I am most useful when the work cuts across customers, product, money, and execution. The useful questions are usually practical: what is actually happening, what would prove it, and what should we do before we spend more time or money?

That is the kind of responsibility I am trying to earn: work where someone needs a clear read, a practical next step, and enough judgment to know when a sharper question matters more than a louder answer.

My recent work has mostly sat around early-stage companies and practical uses of AI. I have owned business development work, turned customer questions and objections into product specs, prototypes, roadmaps, scope decisions, and iteration priorities, built outreach and research workflows, and worked through where AI is actually useful in a workflow instead of merely impressive in a demo.

The product-management fit is the through-line: roadmap, discovery, QA, workflow mapping, customer learning, and product surfaces all had to connect to the same operating question of what the team should build, test, or stop doing next.

That fit is especially clear in customer-facing AI workflows: understanding the customer's operating reality, turning it into a workflow the team can execute, handling stakeholder communication, and protecting trusted live use when requirements keep moving.

I tend to own the result that requires multiple pieces to come together: the operating model, the evidence standard, the workflow, the commercial logic, and the document that lets a team decide what to build, pitch, test, or stop doing.

In a flat three-person co-founding team, that also meant doing the financial and fundraising work directly: market and competitive research, financial projections, accretion and dilution analysis, cap table management, and the investor explanation work behind the pitch. I built and delivered fundraising pitches that helped bring in VC money and investor re-ups.
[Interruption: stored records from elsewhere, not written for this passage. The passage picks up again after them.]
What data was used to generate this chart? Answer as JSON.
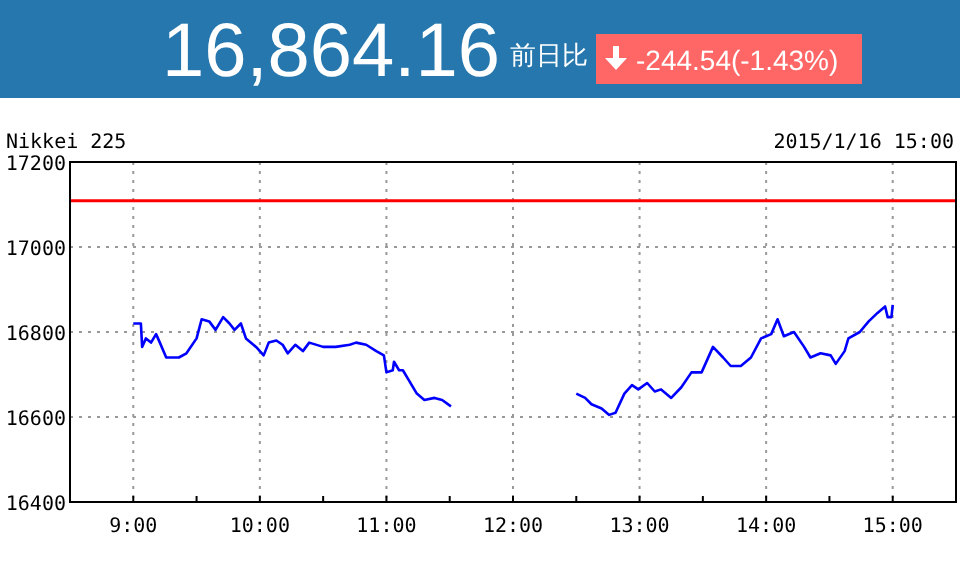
{
  "chart_data": {
    "type": "line",
    "title": "16,864.16",
    "subtitle": "Nikkei 225",
    "annotations": [
      "前日比",
      "-244.54(-1.43%)",
      "2015/1/16 15:00"
    ],
    "xlim": [
      8.5,
      15.5
    ],
    "ylim": [
      16400,
      17200
    ],
    "xticks": [
      {
        "value": 9,
        "label": "9:00"
      },
      {
        "value": 9.5,
        "label": null
      },
      {
        "value": 10,
        "label": "10:00"
      },
      {
        "value": 10.5,
        "label": null
      },
      {
        "value": 11,
        "label": "11:00"
      },
      {
        "value": 11.5,
        "label": null
      },
      {
        "value": 12,
        "label": "12:00"
      },
      {
        "value": 12.5,
        "label": null
      },
      {
        "value": 13,
        "label": "13:00"
      },
      {
        "value": 13.5,
        "label": null
      },
      {
        "value": 14,
        "label": "14:00"
      },
      {
        "value": 14.5,
        "label": null
      },
      {
        "value": 15,
        "label": "15:00"
      }
    ],
    "yticks": [
      16400,
      16600,
      16800,
      17000,
      17200
    ],
    "grid": true,
    "line_style": "solid",
    "ref_lines": [
      {
        "axis": "y",
        "value": 17108.7,
        "color": "#ff0000"
      }
    ],
    "series": [
      {
        "color": "#0000ff",
        "x": [
          9.0,
          9.06,
          9.07,
          9.1,
          9.14,
          9.18,
          9.21,
          9.26,
          9.36,
          9.42,
          9.5,
          9.54,
          9.6,
          9.65,
          9.71,
          9.76,
          9.8,
          9.85,
          9.89,
          9.97,
          10.03,
          10.07,
          10.13,
          10.18,
          10.22,
          10.28,
          10.34,
          10.39,
          10.5,
          10.6,
          10.71,
          10.76,
          10.84,
          10.92,
          10.98,
          11.0,
          11.05,
          11.06,
          11.1,
          11.13,
          11.18,
          11.24,
          11.3,
          11.38,
          11.44,
          11.51
        ],
        "values": [
          16820,
          16820,
          16765,
          16785,
          16775,
          16795,
          16775,
          16740,
          16740,
          16750,
          16785,
          16830,
          16825,
          16805,
          16835,
          16820,
          16805,
          16820,
          16785,
          16765,
          16745,
          16775,
          16780,
          16770,
          16750,
          16770,
          16755,
          16775,
          16765,
          16765,
          16770,
          16775,
          16770,
          16755,
          16745,
          16705,
          16710,
          16730,
          16710,
          16710,
          16685,
          16655,
          16640,
          16645,
          16640,
          16625
        ]
      },
      {
        "color": "#0000ff",
        "x": [
          12.5,
          12.57,
          12.62,
          12.7,
          12.76,
          12.81,
          12.88,
          12.94,
          12.99,
          13.06,
          13.12,
          13.17,
          13.25,
          13.33,
          13.41,
          13.49,
          13.58,
          13.66,
          13.72,
          13.8,
          13.88,
          13.96,
          14.04,
          14.09,
          14.14,
          14.22,
          14.3,
          14.35,
          14.43,
          14.51,
          14.55,
          14.62,
          14.65,
          14.74,
          14.81,
          14.88,
          14.94,
          14.96,
          14.99,
          15.0
        ],
        "values": [
          16655,
          16645,
          16630,
          16620,
          16605,
          16610,
          16655,
          16675,
          16665,
          16680,
          16660,
          16665,
          16645,
          16670,
          16705,
          16705,
          16765,
          16740,
          16720,
          16720,
          16740,
          16785,
          16795,
          16830,
          16790,
          16800,
          16765,
          16740,
          16750,
          16745,
          16725,
          16755,
          16785,
          16800,
          16825,
          16845,
          16860,
          16835,
          16835,
          16864
        ]
      }
    ]
  }
}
Writing is part of that work for me. Not as a separate brand exercise, but as a way to test whether I understand something well enough to explain it. Good writing exposes weak thinking quickly. It also forces a decision to become legible to someone who was not in the room. That is why I care about it.

What I keep returning to

  • What are people actually doing, not just saying?
  • What do we know, and what are we repeating because it sounds plausible?
  • What would make this worth more time, money, or trust?
  • What did the customer actually ask for, object to, or misunderstand?
  • Where would a prototype, model, or workflow make the decision easier?
  • What has to be true before we ask someone else to believe this?